In the words of the artist, the interaction with the sculpture highlights the easy transit from rationality to faith to superstition, but also the distorted belief that mankind cannot influence or determine its future.
The frame of the installation is 5m high, 2.5m wide and 2.5m deep. The Oracle is 3.5m high, 1m wide and 1m deep. It is formed by a male bust, approximatively 100 arms and ocular bulbs. The platform is fixed about 2.50m away from the main frame, but it is connected to the main sculpture with copper wiring.
AN INTRODUCTION TO THE ORACLE |Written in Italian by Ilaria Datta – Translated by Chris Jordan|
The inspiration for this work of art might seem to be the Oracle at Delphi, which is at the centre of the tragedy of Oedipus. The focus of this piece is not the oracle itself, but the platform where a person waits for questions to be answered.

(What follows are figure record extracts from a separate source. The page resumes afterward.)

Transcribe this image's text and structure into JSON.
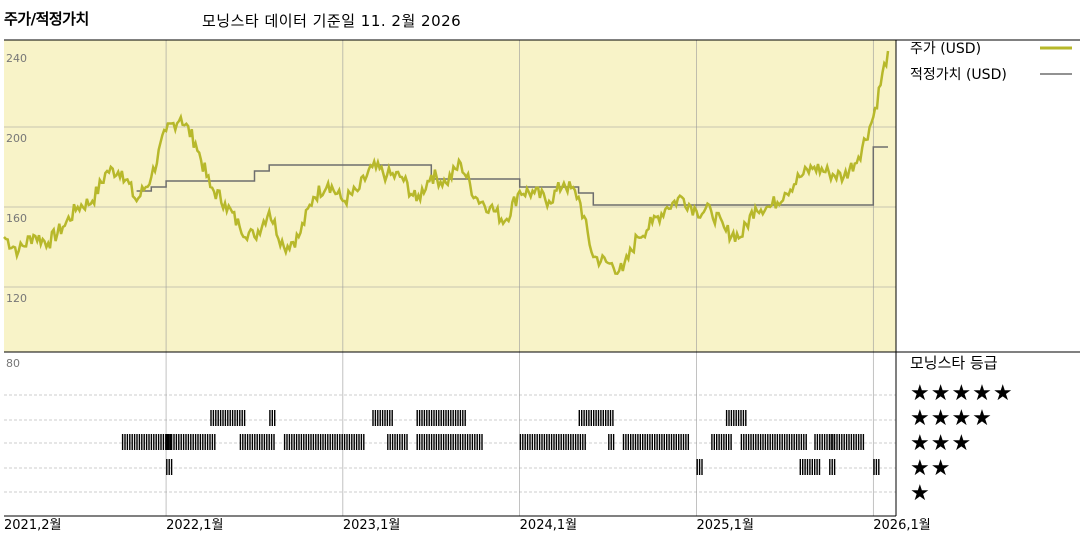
{
  "title": "주가/적정가치",
  "subtitle": "모닝스타 데이터 기준일 11. 2월 2026",
  "colors": {
    "price": "#b7b82b",
    "fair_value": "#6e6e6e",
    "price_panel_bg": "#f8f3c8",
    "grid": "#999999",
    "rating_bar": "#000000"
  },
  "chart_data": {
    "type": "line",
    "ylim": [
      80,
      240
    ],
    "yticks": [
      "240",
      "200",
      "160",
      "120",
      "80"
    ],
    "ytick_values": [
      240,
      200,
      160,
      120,
      80
    ],
    "xticks": [
      "2021,2월",
      "2022,1월",
      "2023,1월",
      "2024,1월",
      "2025,1월",
      "2026,1월"
    ],
    "xtick_dates": [
      "2021-02",
      "2022-01",
      "2023-01",
      "2024-01",
      "2025-01",
      "2026-01"
    ],
    "x_range": [
      "2021-02",
      "2026-02"
    ],
    "legend": {
      "price_label": "주가 (USD)",
      "fair_label": "적정가치 (USD)"
    },
    "series": [
      {
        "name": "주가 (USD)",
        "points": [
          [
            "2021-02",
            145
          ],
          [
            "2021-03",
            138
          ],
          [
            "2021-04",
            146
          ],
          [
            "2021-05",
            142
          ],
          [
            "2021-06",
            150
          ],
          [
            "2021-07",
            160
          ],
          [
            "2021-08",
            163
          ],
          [
            "2021-09",
            178
          ],
          [
            "2021-10",
            178
          ],
          [
            "2021-11",
            163
          ],
          [
            "2021-12",
            175
          ],
          [
            "2022-01",
            198
          ],
          [
            "2022-02",
            205
          ],
          [
            "2022-03",
            192
          ],
          [
            "2022-04",
            170
          ],
          [
            "2022-05",
            162
          ],
          [
            "2022-06",
            150
          ],
          [
            "2022-07",
            145
          ],
          [
            "2022-08",
            158
          ],
          [
            "2022-09",
            140
          ],
          [
            "2022-10",
            145
          ],
          [
            "2022-11",
            165
          ],
          [
            "2022-12",
            172
          ],
          [
            "2023-01",
            163
          ],
          [
            "2023-02",
            168
          ],
          [
            "2023-03",
            180
          ],
          [
            "2023-04",
            176
          ],
          [
            "2023-05",
            175
          ],
          [
            "2023-06",
            163
          ],
          [
            "2023-07",
            176
          ],
          [
            "2023-08",
            172
          ],
          [
            "2023-09",
            182
          ],
          [
            "2023-10",
            165
          ],
          [
            "2023-11",
            160
          ],
          [
            "2023-12",
            153
          ],
          [
            "2024-01",
            168
          ],
          [
            "2024-02",
            167
          ],
          [
            "2024-03",
            163
          ],
          [
            "2024-04",
            172
          ],
          [
            "2024-05",
            165
          ],
          [
            "2024-06",
            135
          ],
          [
            "2024-07",
            132
          ],
          [
            "2024-08",
            128
          ],
          [
            "2024-09",
            145
          ],
          [
            "2024-10",
            152
          ],
          [
            "2024-11",
            160
          ],
          [
            "2024-12",
            165
          ],
          [
            "2025-01",
            158
          ],
          [
            "2025-02",
            158
          ],
          [
            "2025-03",
            148
          ],
          [
            "2025-04",
            145
          ],
          [
            "2025-05",
            160
          ],
          [
            "2025-06",
            160
          ],
          [
            "2025-07",
            167
          ],
          [
            "2025-08",
            175
          ],
          [
            "2025-09",
            180
          ],
          [
            "2025-10",
            177
          ],
          [
            "2025-11",
            175
          ],
          [
            "2025-12",
            185
          ],
          [
            "2026-01",
            205
          ],
          [
            "2026-02",
            238
          ]
        ]
      },
      {
        "name": "적정가치 (USD)",
        "points": [
          [
            "2021-11",
            168
          ],
          [
            "2021-12",
            170
          ],
          [
            "2022-01",
            173
          ],
          [
            "2022-06",
            173
          ],
          [
            "2022-07",
            178
          ],
          [
            "2022-08",
            181
          ],
          [
            "2023-01",
            181
          ],
          [
            "2023-06",
            181
          ],
          [
            "2023-07",
            174
          ],
          [
            "2024-01",
            170
          ],
          [
            "2024-05",
            167
          ],
          [
            "2024-06",
            161
          ],
          [
            "2025-01",
            161
          ],
          [
            "2025-09",
            161
          ],
          [
            "2025-12",
            161
          ],
          [
            "2026-01",
            190
          ],
          [
            "2026-02",
            190
          ]
        ]
      }
    ],
    "rating_panel": {
      "title": "모닝스타 등급",
      "rows": [
        "★★★★★",
        "★★★★",
        "★★★",
        "★★",
        "★"
      ],
      "segments": [
        {
          "stars": 3,
          "from": "2021-10",
          "to": "2022-01"
        },
        {
          "stars": 2,
          "from": "2022-01",
          "to": "2022-01"
        },
        {
          "stars": 3,
          "from": "2022-01",
          "to": "2022-04"
        },
        {
          "stars": 4,
          "from": "2022-04",
          "to": "2022-06"
        },
        {
          "stars": 3,
          "from": "2022-06",
          "to": "2022-08"
        },
        {
          "stars": 4,
          "from": "2022-08",
          "to": "2022-08"
        },
        {
          "stars": 3,
          "from": "2022-09",
          "to": "2023-02"
        },
        {
          "stars": 4,
          "from": "2023-03",
          "to": "2023-04"
        },
        {
          "stars": 3,
          "from": "2023-04",
          "to": "2023-05"
        },
        {
          "stars": 4,
          "from": "2023-06",
          "to": "2023-09"
        },
        {
          "stars": 3,
          "from": "2023-06",
          "to": "2023-10"
        },
        {
          "stars": 3,
          "from": "2024-01",
          "to": "2024-05"
        },
        {
          "stars": 4,
          "from": "2024-05",
          "to": "2024-07"
        },
        {
          "stars": 3,
          "from": "2024-07",
          "to": "2024-07"
        },
        {
          "stars": 3,
          "from": "2024-08",
          "to": "2024-12"
        },
        {
          "stars": 2,
          "from": "2025-01",
          "to": "2025-01"
        },
        {
          "stars": 3,
          "from": "2025-02",
          "to": "2025-03"
        },
        {
          "stars": 4,
          "from": "2025-03",
          "to": "2025-04"
        },
        {
          "stars": 3,
          "from": "2025-04",
          "to": "2025-08"
        },
        {
          "stars": 2,
          "from": "2025-08",
          "to": "2025-09"
        },
        {
          "stars": 3,
          "from": "2025-09",
          "to": "2025-10"
        },
        {
          "stars": 2,
          "from": "2025-10",
          "to": "2025-10"
        },
        {
          "stars": 3,
          "from": "2025-10",
          "to": "2025-12"
        },
        {
          "stars": 2,
          "from": "2026-01",
          "to": "2026-01"
        }
      ]
    }
  }
}
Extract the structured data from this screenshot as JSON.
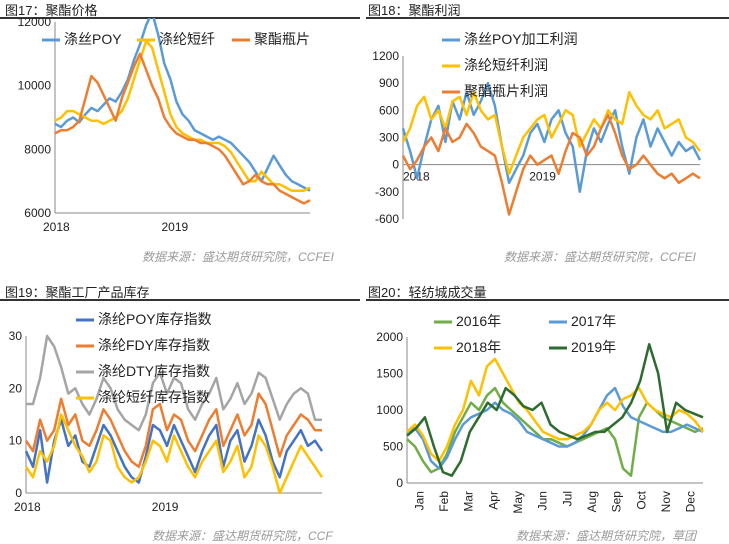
{
  "panels": [
    {
      "title": "图17：聚酯价格",
      "source": "数据来源：盛达期货研究院，CCFEI",
      "chart_data": {
        "type": "line",
        "xlabels": [
          "2018",
          "2019"
        ],
        "ylim": [
          6000,
          12000
        ],
        "yticks": [
          "6000",
          "8000",
          "10000",
          "12000"
        ],
        "series": [
          {
            "name": "涤丝POY",
            "color": "#5B9BD5",
            "values": [
              8800,
              8700,
              8900,
              9000,
              8850,
              9100,
              9300,
              9200,
              9400,
              9600,
              9500,
              9800,
              10200,
              10800,
              11300,
              11900,
              12300,
              11600,
              10700,
              10200,
              9500,
              9100,
              8900,
              8600,
              8500,
              8400,
              8300,
              8400,
              8300,
              8200,
              8000,
              7800,
              7600,
              7300,
              7000,
              7400,
              7800,
              7500,
              7200,
              7000,
              6900,
              6800,
              6700
            ]
          },
          {
            "name": "涤纶短纤",
            "color": "#FFC000",
            "values": [
              8900,
              9000,
              9200,
              9200,
              9100,
              9000,
              8900,
              8900,
              8800,
              8900,
              9000,
              9200,
              9600,
              10200,
              10800,
              11400,
              11200,
              10500,
              9800,
              9100,
              8700,
              8500,
              8400,
              8300,
              8300,
              8200,
              8200,
              8200,
              8100,
              7900,
              7600,
              7300,
              7000,
              7000,
              7300,
              7100,
              6900,
              6900,
              6800,
              6700,
              6700,
              6700,
              6800
            ]
          },
          {
            "name": "聚酯瓶片",
            "color": "#ED7D31",
            "values": [
              8500,
              8600,
              8600,
              8700,
              8900,
              9600,
              10300,
              10100,
              9700,
              9300,
              8900,
              9600,
              10100,
              10600,
              11000,
              10500,
              10000,
              9600,
              9000,
              8700,
              8500,
              8400,
              8300,
              8300,
              8200,
              8200,
              8100,
              8000,
              7800,
              7500,
              7200,
              6900,
              7000,
              7200,
              7000,
              6900,
              6900,
              6700,
              6600,
              6500,
              6400,
              6300,
              6400
            ]
          }
        ]
      }
    },
    {
      "title": "图18：聚酯利润",
      "source": "数据来源：盛达期货研究院，CCFEI",
      "chart_data": {
        "type": "line",
        "xlabels": [
          "2018",
          "2019"
        ],
        "ylim": [
          -600,
          1200
        ],
        "yticks": [
          "-600",
          "-300",
          "0",
          "300",
          "600",
          "900",
          "1200"
        ],
        "series": [
          {
            "name": "涤丝POY加工利润",
            "color": "#5B9BD5",
            "values": [
              400,
              150,
              -150,
              200,
              500,
              650,
              250,
              700,
              500,
              800,
              550,
              700,
              900,
              650,
              200,
              -200,
              -50,
              100,
              350,
              450,
              250,
              500,
              600,
              350,
              200,
              -300,
              150,
              400,
              250,
              450,
              600,
              200,
              -100,
              300,
              500,
              200,
              400,
              250,
              100,
              250,
              150,
              200,
              50
            ]
          },
          {
            "name": "涤纶短纤利润",
            "color": "#FFC000",
            "values": [
              250,
              400,
              650,
              750,
              500,
              600,
              400,
              700,
              750,
              550,
              800,
              600,
              500,
              550,
              200,
              -100,
              100,
              300,
              400,
              500,
              550,
              300,
              450,
              600,
              550,
              200,
              350,
              500,
              400,
              600,
              500,
              450,
              800,
              650,
              550,
              500,
              600,
              400,
              450,
              500,
              300,
              250,
              150
            ]
          },
          {
            "name": "聚酯瓶片利润",
            "color": "#ED7D31",
            "values": [
              100,
              -50,
              50,
              200,
              300,
              150,
              400,
              250,
              300,
              450,
              350,
              200,
              150,
              100,
              -200,
              -550,
              -300,
              -50,
              100,
              0,
              50,
              100,
              -100,
              150,
              350,
              300,
              100,
              200,
              400,
              550,
              350,
              100,
              -50,
              0,
              100,
              0,
              -100,
              -150,
              -100,
              -200,
              -150,
              -100,
              -150
            ]
          }
        ]
      }
    },
    {
      "title": "图19：聚酯工厂产品库存",
      "source": "数据来源：盛达期货研究院，CCF",
      "chart_data": {
        "type": "line",
        "xlabels": [
          "2018",
          "2019"
        ],
        "ylim": [
          0,
          30
        ],
        "yticks": [
          "0",
          "10",
          "20",
          "30"
        ],
        "series": [
          {
            "name": "涤纶POY库存指数",
            "color": "#4472C4",
            "values": [
              8,
              5,
              12,
              2,
              10,
              14,
              9,
              11,
              6,
              5,
              9,
              13,
              11,
              8,
              5,
              3,
              2,
              7,
              13,
              12,
              9,
              13,
              10,
              7,
              4,
              8,
              11,
              13,
              5,
              10,
              12,
              6,
              9,
              14,
              11,
              6,
              3,
              8,
              10,
              12,
              9,
              10,
              8
            ]
          },
          {
            "name": "涤纶FDY库存指数",
            "color": "#ED7D31",
            "values": [
              10,
              8,
              14,
              10,
              12,
              18,
              13,
              15,
              10,
              9,
              12,
              16,
              14,
              11,
              8,
              6,
              5,
              9,
              16,
              17,
              12,
              15,
              14,
              10,
              8,
              11,
              14,
              16,
              9,
              12,
              15,
              11,
              13,
              19,
              17,
              12,
              7,
              11,
              13,
              15,
              14,
              12,
              12
            ]
          },
          {
            "name": "涤纶DTY库存指数",
            "color": "#A5A5A5",
            "values": [
              17,
              17,
              22,
              30,
              28,
              24,
              19,
              20,
              17,
              15,
              18,
              22,
              20,
              16,
              14,
              13,
              12,
              15,
              21,
              23,
              19,
              22,
              21,
              16,
              14,
              17,
              19,
              22,
              16,
              18,
              21,
              17,
              19,
              23,
              22,
              18,
              14,
              17,
              19,
              20,
              19,
              14,
              14
            ]
          },
          {
            "name": "涤纶短纤库存指数",
            "color": "#FFC000",
            "values": [
              5,
              3,
              8,
              6,
              9,
              15,
              12,
              9,
              7,
              4,
              6,
              11,
              10,
              5,
              3,
              2,
              3,
              6,
              10,
              9,
              6,
              11,
              8,
              5,
              3,
              6,
              8,
              10,
              4,
              6,
              9,
              3,
              5,
              11,
              9,
              5,
              0,
              3,
              6,
              9,
              7,
              5,
              3
            ]
          }
        ]
      }
    },
    {
      "title": "图20：轻纺城成交量",
      "source": "数据来源：盛达期货研究院，草团",
      "chart_data": {
        "type": "line",
        "xlabels": [
          "Jan",
          "Feb",
          "Mar",
          "Apr",
          "May",
          "Jun",
          "Jul",
          "Aug",
          "Sep",
          "Oct",
          "Nov",
          "Dec"
        ],
        "ylim": [
          0,
          2000
        ],
        "yticks": [
          "0",
          "500",
          "1000",
          "1500",
          "2000"
        ],
        "series": [
          {
            "name": "2016年",
            "color": "#70AD47",
            "values": [
              600,
              500,
              300,
              150,
              200,
              400,
              700,
              900,
              1100,
              1000,
              1200,
              1300,
              1100,
              1000,
              900,
              800,
              700,
              600,
              600,
              550,
              500,
              550,
              600,
              650,
              700,
              750,
              600,
              200,
              100,
              900,
              1100,
              1000,
              900,
              850,
              800,
              750,
              700,
              750
            ]
          },
          {
            "name": "2017年",
            "color": "#5B9BD5",
            "values": [
              700,
              750,
              600,
              300,
              200,
              350,
              600,
              800,
              900,
              950,
              1000,
              1100,
              1000,
              950,
              850,
              700,
              650,
              600,
              550,
              500,
              500,
              550,
              650,
              800,
              1000,
              1200,
              1300,
              1050,
              900,
              850,
              800,
              750,
              700,
              700,
              750,
              800,
              750,
              700
            ]
          },
          {
            "name": "2018年",
            "color": "#FFC000",
            "values": [
              700,
              800,
              650,
              400,
              300,
              500,
              800,
              1000,
              1400,
              1200,
              1600,
              1700,
              1500,
              1300,
              1100,
              1000,
              850,
              700,
              650,
              600,
              600,
              650,
              700,
              800,
              1000,
              1100,
              1000,
              1150,
              1200,
              1300,
              1100,
              1000,
              950,
              900,
              1000,
              950,
              850,
              700
            ]
          },
          {
            "name": "2019年",
            "color": "#2E6B30",
            "values": [
              650,
              750,
              900,
              500,
              150,
              100,
              300,
              700,
              900,
              1100,
              1000,
              1300,
              1200,
              1050,
              1000,
              1100,
              800,
              700,
              650,
              600,
              650,
              700,
              700,
              800,
              900,
              1100,
              1400,
              1900,
              1500,
              700,
              1100,
              1000,
              950,
              900
            ]
          }
        ]
      }
    }
  ]
}
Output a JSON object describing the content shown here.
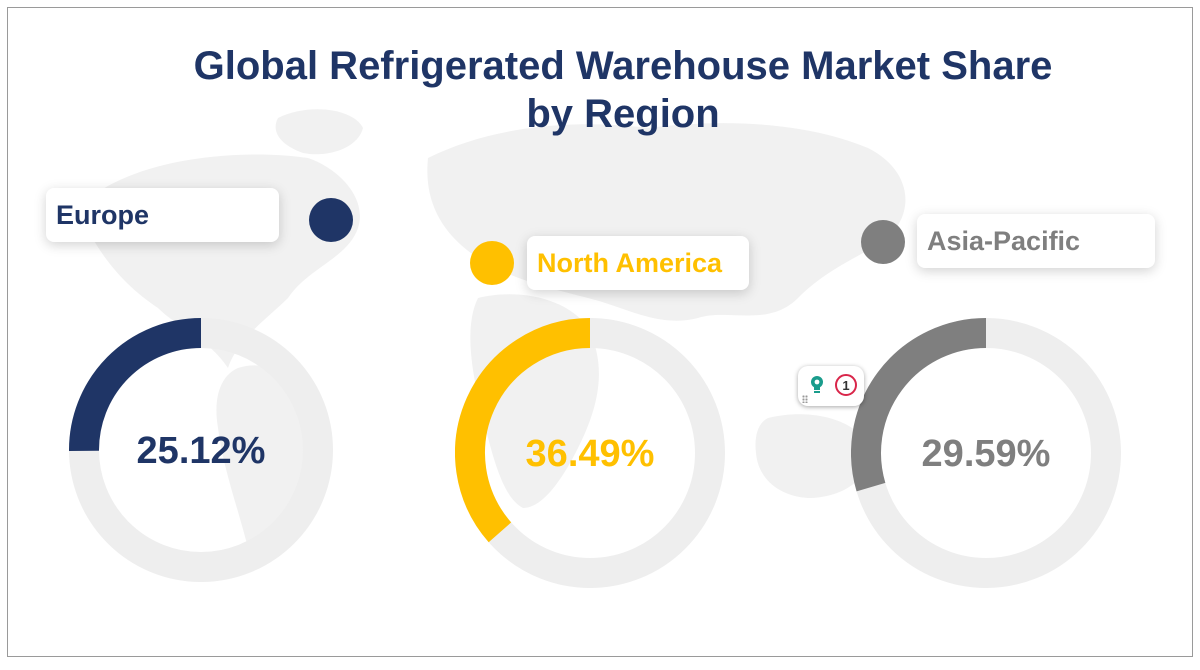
{
  "title_line1": "Global Refrigerated Warehouse Market Share",
  "title_line2": "by Region",
  "chart_data": {
    "type": "donut",
    "title": "Global Refrigerated Warehouse Market Share by Region",
    "unit": "%",
    "series": [
      {
        "name": "Europe",
        "value": 25.12,
        "label": "25.12%",
        "color": "#1f3566"
      },
      {
        "name": "North America",
        "value": 36.49,
        "label": "36.49%",
        "color": "#ffc000"
      },
      {
        "name": "Asia-Pacific",
        "value": 29.59,
        "label": "29.59%",
        "color": "#7f7f7f"
      }
    ],
    "track_color": "#eeeeee"
  },
  "widget": {
    "icon": "lightbulb-icon",
    "badge_count": "1"
  }
}
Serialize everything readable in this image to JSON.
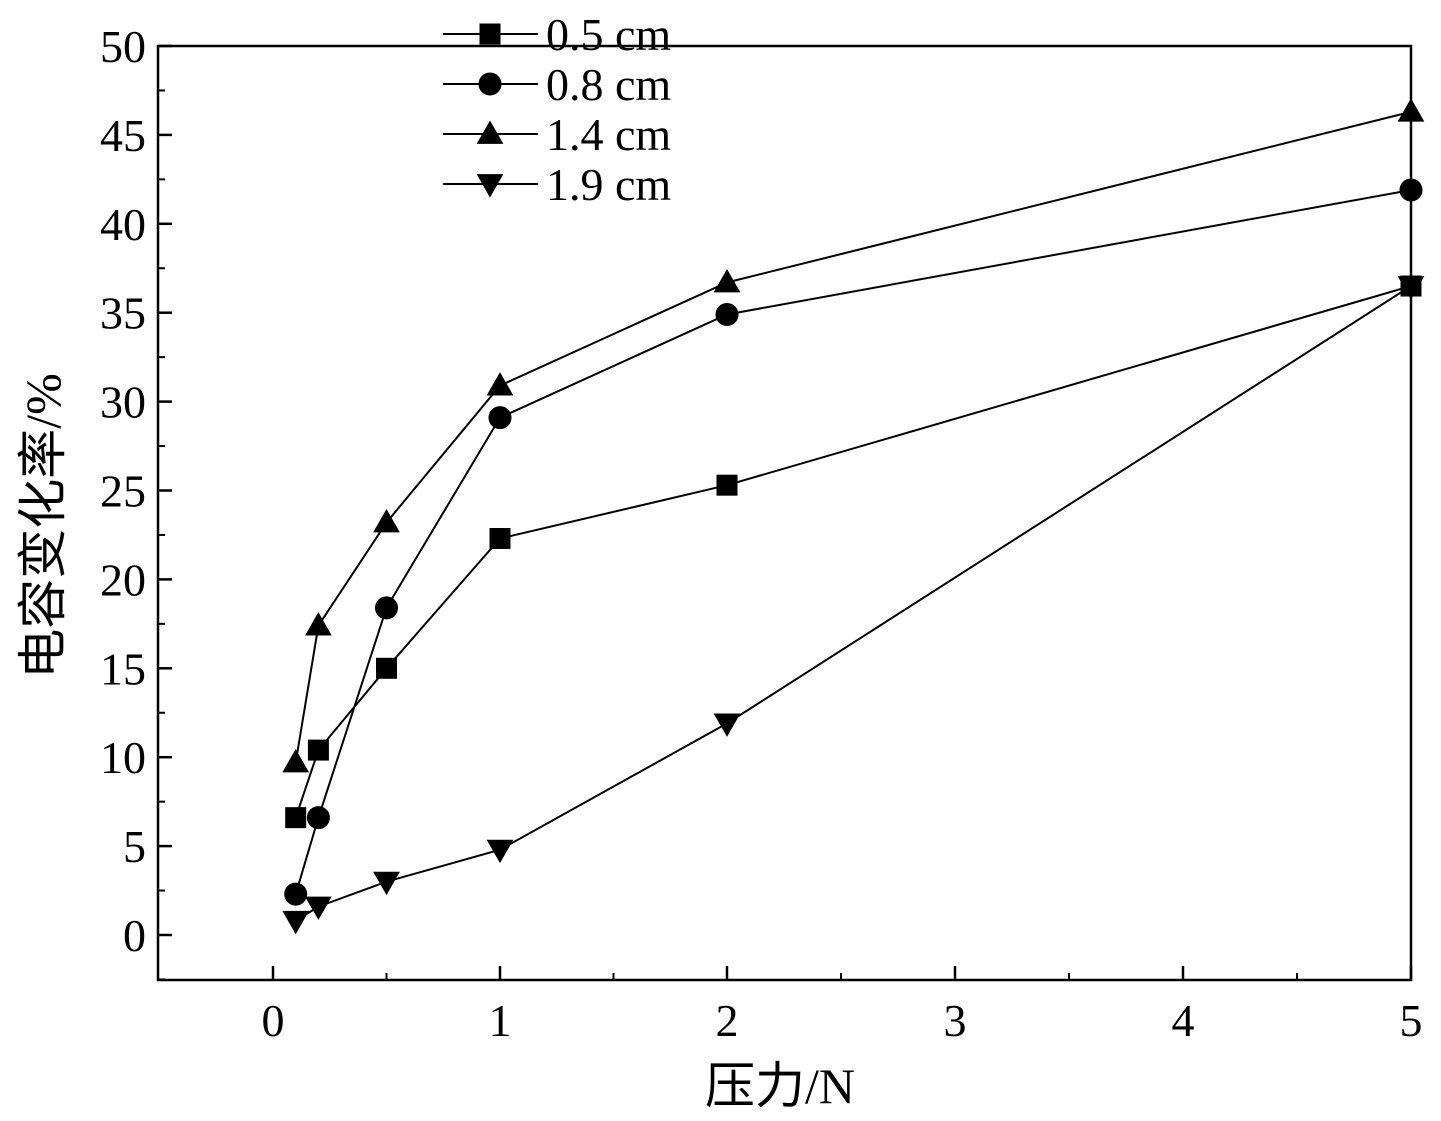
{
  "chart_data": {
    "type": "line",
    "title": "",
    "xlabel": "压力/N",
    "ylabel": "电容变化率/%",
    "x_ticks": [
      0,
      1,
      2,
      3,
      4,
      5
    ],
    "y_ticks": [
      0,
      5,
      10,
      15,
      20,
      25,
      30,
      35,
      40,
      45,
      50
    ],
    "ylim": [
      -2.5,
      50
    ],
    "grid": false,
    "legend_position": "top-center",
    "series": [
      {
        "name": "0.5 cm",
        "marker": "square",
        "x": [
          0.1,
          0.2,
          0.5,
          1,
          2,
          5
        ],
        "y": [
          6.6,
          10.4,
          15.0,
          22.3,
          25.3,
          36.5
        ]
      },
      {
        "name": "0.8 cm",
        "marker": "circle",
        "x": [
          0.1,
          0.2,
          0.5,
          1,
          2,
          5
        ],
        "y": [
          2.3,
          6.6,
          18.4,
          29.1,
          34.9,
          41.9
        ]
      },
      {
        "name": "1.4 cm",
        "marker": "triangle-up",
        "x": [
          0.1,
          0.2,
          0.5,
          1,
          2,
          5
        ],
        "y": [
          9.7,
          17.4,
          23.2,
          30.9,
          36.7,
          46.3
        ]
      },
      {
        "name": "1.9 cm",
        "marker": "triangle-down",
        "x": [
          0.1,
          0.2,
          0.5,
          1,
          2,
          5
        ],
        "y": [
          0.8,
          1.6,
          3.0,
          4.8,
          11.9,
          36.5
        ]
      }
    ]
  }
}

A visitor has to wait until the mechanism is set in motion. The wait is variable and can last up to three minutes. This is a reference to another myth: the story of Telemachus and Penelope patiently waiting for Ulysses’ return.
In times of uncertainty, it reflects on the present using references to Greek mythology with a modern twist. Stop, listen to the questions coming from your inner self and wait for the wisdom to surface from deep within. On the platform one is alone with oneself, the oracle is just an excuse, what really matters is the wait.
The myth of Oedipus, which begins with Laius consulting the oracle, ends with Oedipus being blinded, which helps him rediscover his true nature. The story of Ulysses ends with a reunion, which is the reward for patience.
This installation requires the visitor to step onto the platform with the body of a young Oedipus, with the patient nature of Penelope and with the gaze of Telemachus looking towards the sea.